What is the Rails equivalent in higher education?  How do we get out from under the proverbial RPT sword as researchers?  Open scholarship in its various forms may be part of this solution. However, in the current system, open scholarship does not “count” towards rank advancement in the same way that traditional publishing does.  In response to Hansson’s critique and drawing on the DORA Declaration (2014), the Leiden Manifesto (2015), and the work of HuMetrics (2017), here are some recommendations that all the groups agree upon for changing the system:

  • Place value on quality of research, not quantity of citations or JIF.
  • Rather than operating out of fear of free-loading professors, develop communities of practice where researchers contribute authentically to a body of knowledge and receive mentorship and evaluation by experts in the field.  
  • Accept a wide range of publication types, including open scholarship, as proof of contribution and impact. Reject a scarcity model of education.

If academia’s evaluation system included these basic principles, scholars would not have to spend the formative years of their scholarship with their eyes focused on antiquated metrics until they can do what they intrinsically want to do.  A shift toward open scholarship could be a shift toward more agential research practice and an increase in both quality and impact.  


References

Agate, N., Kennison, R., Konkiel, S., Long, C., Rhody, J., & Sacchi, S. (2017). HuMetricsHSS: towards value-based indicators in the Humanities and Social Sciences.

Bladek, M. (2014). DORA: San Francisco declaration on research assessment (May 2013). College & Research Libraries News, 75(4), 191-196.
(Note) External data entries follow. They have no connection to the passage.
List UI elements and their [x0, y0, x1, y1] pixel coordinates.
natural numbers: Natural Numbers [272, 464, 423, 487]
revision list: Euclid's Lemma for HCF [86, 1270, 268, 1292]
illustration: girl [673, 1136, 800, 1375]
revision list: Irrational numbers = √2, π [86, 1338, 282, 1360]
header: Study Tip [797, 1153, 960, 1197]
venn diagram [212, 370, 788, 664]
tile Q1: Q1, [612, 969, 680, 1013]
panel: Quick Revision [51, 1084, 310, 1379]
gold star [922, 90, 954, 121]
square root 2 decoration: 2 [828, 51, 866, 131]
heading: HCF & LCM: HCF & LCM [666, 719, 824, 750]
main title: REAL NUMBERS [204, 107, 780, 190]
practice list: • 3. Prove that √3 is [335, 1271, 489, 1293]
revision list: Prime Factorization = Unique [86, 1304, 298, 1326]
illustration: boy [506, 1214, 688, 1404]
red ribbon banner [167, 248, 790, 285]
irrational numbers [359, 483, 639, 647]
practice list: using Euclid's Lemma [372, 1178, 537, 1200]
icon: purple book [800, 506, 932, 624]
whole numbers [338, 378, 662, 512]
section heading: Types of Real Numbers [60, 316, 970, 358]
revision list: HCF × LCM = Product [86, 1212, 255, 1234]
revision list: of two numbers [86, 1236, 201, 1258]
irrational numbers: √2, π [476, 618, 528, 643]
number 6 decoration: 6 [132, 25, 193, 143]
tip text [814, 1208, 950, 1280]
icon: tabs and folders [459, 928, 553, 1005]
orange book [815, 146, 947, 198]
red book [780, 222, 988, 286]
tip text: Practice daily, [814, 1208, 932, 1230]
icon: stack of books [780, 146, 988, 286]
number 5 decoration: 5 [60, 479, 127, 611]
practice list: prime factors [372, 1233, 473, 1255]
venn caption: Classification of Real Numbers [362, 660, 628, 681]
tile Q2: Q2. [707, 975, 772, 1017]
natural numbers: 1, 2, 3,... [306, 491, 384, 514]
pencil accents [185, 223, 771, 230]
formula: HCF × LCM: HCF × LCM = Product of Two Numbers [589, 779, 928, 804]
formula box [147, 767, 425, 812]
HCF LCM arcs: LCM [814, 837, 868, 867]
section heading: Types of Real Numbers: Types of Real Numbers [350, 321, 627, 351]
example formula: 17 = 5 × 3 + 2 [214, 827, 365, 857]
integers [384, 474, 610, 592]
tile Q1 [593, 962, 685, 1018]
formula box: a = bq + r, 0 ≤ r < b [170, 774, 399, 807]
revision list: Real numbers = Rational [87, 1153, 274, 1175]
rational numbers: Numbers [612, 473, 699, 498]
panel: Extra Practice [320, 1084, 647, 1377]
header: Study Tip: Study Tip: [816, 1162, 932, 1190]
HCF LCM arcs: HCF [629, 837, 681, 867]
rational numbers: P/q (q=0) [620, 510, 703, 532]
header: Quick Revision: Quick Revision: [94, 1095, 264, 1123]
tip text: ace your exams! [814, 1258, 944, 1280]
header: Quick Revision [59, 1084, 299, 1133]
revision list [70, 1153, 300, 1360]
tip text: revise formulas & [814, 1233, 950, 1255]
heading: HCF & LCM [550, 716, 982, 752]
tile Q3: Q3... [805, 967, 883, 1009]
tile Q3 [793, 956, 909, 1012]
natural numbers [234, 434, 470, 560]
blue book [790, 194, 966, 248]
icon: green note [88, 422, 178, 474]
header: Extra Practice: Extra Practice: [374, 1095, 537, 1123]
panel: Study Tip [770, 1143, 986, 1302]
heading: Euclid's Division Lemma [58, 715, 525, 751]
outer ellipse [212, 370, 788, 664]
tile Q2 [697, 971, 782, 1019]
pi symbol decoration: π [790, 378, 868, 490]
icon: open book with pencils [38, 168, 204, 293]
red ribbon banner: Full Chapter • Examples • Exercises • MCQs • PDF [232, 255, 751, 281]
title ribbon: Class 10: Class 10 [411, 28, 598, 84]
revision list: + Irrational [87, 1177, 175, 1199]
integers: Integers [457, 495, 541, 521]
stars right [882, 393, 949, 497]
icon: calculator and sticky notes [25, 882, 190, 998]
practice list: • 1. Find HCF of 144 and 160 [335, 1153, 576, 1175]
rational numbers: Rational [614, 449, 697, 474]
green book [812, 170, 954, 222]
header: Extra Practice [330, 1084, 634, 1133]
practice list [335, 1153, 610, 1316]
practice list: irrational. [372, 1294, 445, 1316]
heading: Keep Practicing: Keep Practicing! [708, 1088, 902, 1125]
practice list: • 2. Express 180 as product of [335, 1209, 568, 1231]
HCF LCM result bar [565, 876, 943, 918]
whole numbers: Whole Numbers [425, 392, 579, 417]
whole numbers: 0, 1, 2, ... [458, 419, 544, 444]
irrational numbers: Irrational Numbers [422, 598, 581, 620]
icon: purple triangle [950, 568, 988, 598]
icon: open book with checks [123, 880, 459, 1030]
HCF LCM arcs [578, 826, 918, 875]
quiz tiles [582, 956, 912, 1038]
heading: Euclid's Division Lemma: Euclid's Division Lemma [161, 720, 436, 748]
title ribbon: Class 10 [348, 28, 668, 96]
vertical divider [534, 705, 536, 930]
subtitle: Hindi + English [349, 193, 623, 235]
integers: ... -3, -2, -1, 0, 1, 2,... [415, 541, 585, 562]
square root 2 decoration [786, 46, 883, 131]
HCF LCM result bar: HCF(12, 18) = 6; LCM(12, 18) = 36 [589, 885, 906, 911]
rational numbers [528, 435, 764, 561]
Hansson, D. (2021, December 13).  “I won't let you pay me for my open source.”  HEY World.  https://world.hey.com/dhh/i-won-t-let-you-pay-me-for-my-open-source-d7cf4568

Hicks, D., Wouters, P., Waltman, L. et al. Bibliometrics: The Leiden Manifesto for research metrics. Nature 520, 429–431 (2015). https://doi.org/10.1038/520429a


Comments

  1. I love all the blog posts I have looked through of yours, and I am just now figuring out how to post a comment, but in this post I do love that you included the part about quality and not quantity, because I think we get hung up on quantity which clearly does not mean quality, even though we treat it like it does. I do love the setup of your blog overall and I always loved hearing your comments in class. Great Job!